I’ve known Mitchel for a while now, through speaking to him on Twitter and seeing his work posted on Instagram and Unsplash, and have a great deal of respect for what he’s doing.

This isn’t about me, though, and there’s nobody better than Mitchel himself to talk you through his work.

Hometown reflections, Amersfoort

“My name is Mitchel Lensink and I am a photographer from Amersfoort, The Netherlands.

I mostly shoot cityscapes and portraits but a specialty of mine that people recognise me for most in the city is my reflection photography.

After rainfall I always run around my city looking for puddles, trying to find angles I haven’t already shot.

This last thing can be a particularly difficult feat, since my hometown is (for Dutch standards) average size with about 150,000 people but with a rather small old centre.

It just so happens to be that I focus my attention on this area since it is by far the prettiest and interesting for non-locals to look at and, conveniently, because I live right in the middle of it.

amersfoort photography central square

Bringing my Amersfoort photography to the world

A few of my reflection shots have already caught the attention of the people around my city and it has been more than once that I saw them popping up in different contexts.

I really enjoy it when people find good use for my pictures and I have always had an interest in finding ways to expand my work.

It was a friend that came up with the idea I should go and make postcards out of my Amersfoort photographs as a way to give my work a wider purpose.

She works at a shop that’s always interested in giving local artists a platform and I absolutely loved the idea of having a physical product for sale in a prominent place in the city.

Amersfoort has seen a major increase in tourism the last few years and I could perfectly provide the increasing number of tourists with a typical ‘Amersfoort photo’ without them needing to resort to some generic image.

This is also one of the reasons I like to focus on my hometown as my subject. The city is small enough to have a significant influence on but big enough to support a vibrant creative community.

amersfoort central square

Amersfoort postcards series 1

I had a good look at my Amersfoort photography, picked out eight shots I liked the best, and made two postcard series out of them.

For the first series, I settled on all landscape-orientation shots of the most well-known locations in the city.

Three of the shots are of our central square but each taken at slightly different angles. The fourth shot I added – the church – is from one of the prettiest locations in the city.

Together, these shots form my first collection of reflection photographs that I am selling at the shop.
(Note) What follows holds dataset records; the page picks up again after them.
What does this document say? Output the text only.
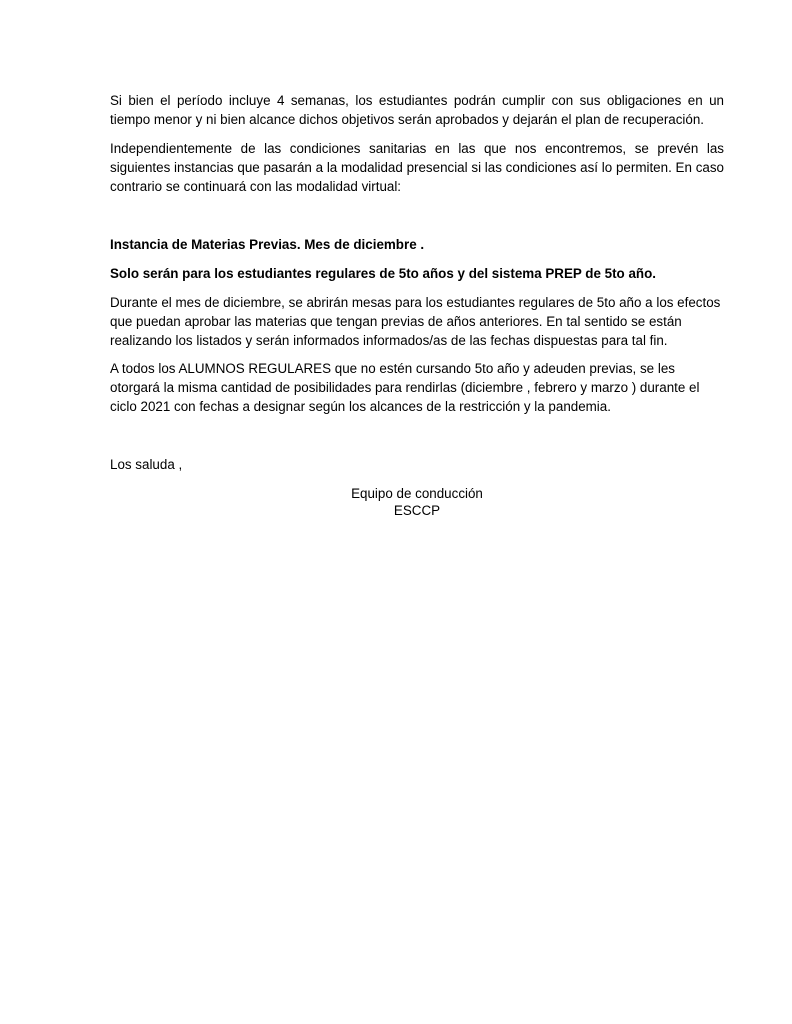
Si bien el período incluye 4 semanas, los estudiantes podrán cumplir con sus obligaciones en un tiempo menor y ni bien alcance dichos objetivos serán aprobados y dejarán el plan de recuperación.

Independientemente de las condiciones sanitarias en las que nos encontremos, se prevén las siguientes instancias que pasarán a la modalidad presencial si las condiciones así lo permiten. En caso contrario se continuará con las modalidad virtual:

Instancia de Materias Previas. Mes de diciembre .

Solo serán para los estudiantes regulares de 5to años y del sistema PREP de 5to año.

Durante el mes de diciembre, se abrirán mesas para los estudiantes regulares de 5to año a los efectos que puedan aprobar las materias que tengan previas de años anteriores. En tal sentido se están realizando los listados y serán informados informados/as de las fechas dispuestas para tal fin.

A todos los ALUMNOS REGULARES que no estén cursando 5to año y adeuden previas, se les otorgará la misma cantidad de posibilidades para rendirlas (diciembre , febrero y marzo ) durante el ciclo 2021 con fechas a designar según los alcances de la restricción y la pandemia.

Los saluda ,

Equipo de conducción

ESCCP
The second series is something I already curated but will hold onto for now, until the time is right to present these too.

An important thing I like to point out, is that I still don’t care too much for the money I can make from this but rather am excited about the possibility of people all over the country (or even world?) receiving one of my postcards.

I mean, sharing something that I can be proud of like this is a real dream.

amersfoort square

The secret behind my images

I get messages every now and then from people asking me how I get these reflections into my shots but there really isn’t a big secret to it.

Every one of these photos was shot on my Fujifilm X-T1 with the Samyang 12mm.

I don’t do any digital manipulation to my images other than adjusting some colouring and exposure levels like everybody else shooting their images in RAW.

So if you wish to achieve similar results, all I can tell you is to don’t get discouraged when it’s wet outside but to instead embrace it and keep a real close eye out for any puddles.

Even the smallest ones can be sufficient.

And that’s also a metaphor for the grander things in life, by the way.”

Wrapping up

There’s a lot to like about Mitchel’s Amersfoort photography, but I think the attempt to get it off the screen and into people’s hands is what I like the most.

I do have prints available from a print-on-demand website, but so do thousands of other people. Being pro-active and making postcards is another level and has to be admired.

If you want to see what else Mitchel is up to, go check out his website here, find more of his work on Unsplash or Instagram, or go say hello to him on Twitter.

And if you liked the Amersfoort reflections and think others will too, why not share or pin them?

2 thoughts on “Amersfoort Hometown Reflections by Mitchel Lensink”

  1. Simplest ideas are sometimes the cleverest and most effective. You’ve done extremely well to get these out as postcards. I researched putting some of my photos as cards and went so far as to approach people in the industry. I attended a trade fair of greetings cards, calendars and so on it was very illuminating. Whatever the aesthetic value of my work is, it ain’t selling! Although I have had my work exhibited publically. I’m inspired by you to look more closely at where I live and seek inspiration there so thankyou Mitchel. What a wonderful name LENSINK for a blog titled myfaveouritelens 🙂

    • Yep, I really liked these postcards when I saw them. Not sure if Mitch is still doing them as this was posted a while ago now. He’s a talented photographer though, worth tracking down the stuff he posts online. I think he puts a lot up on Unsplash.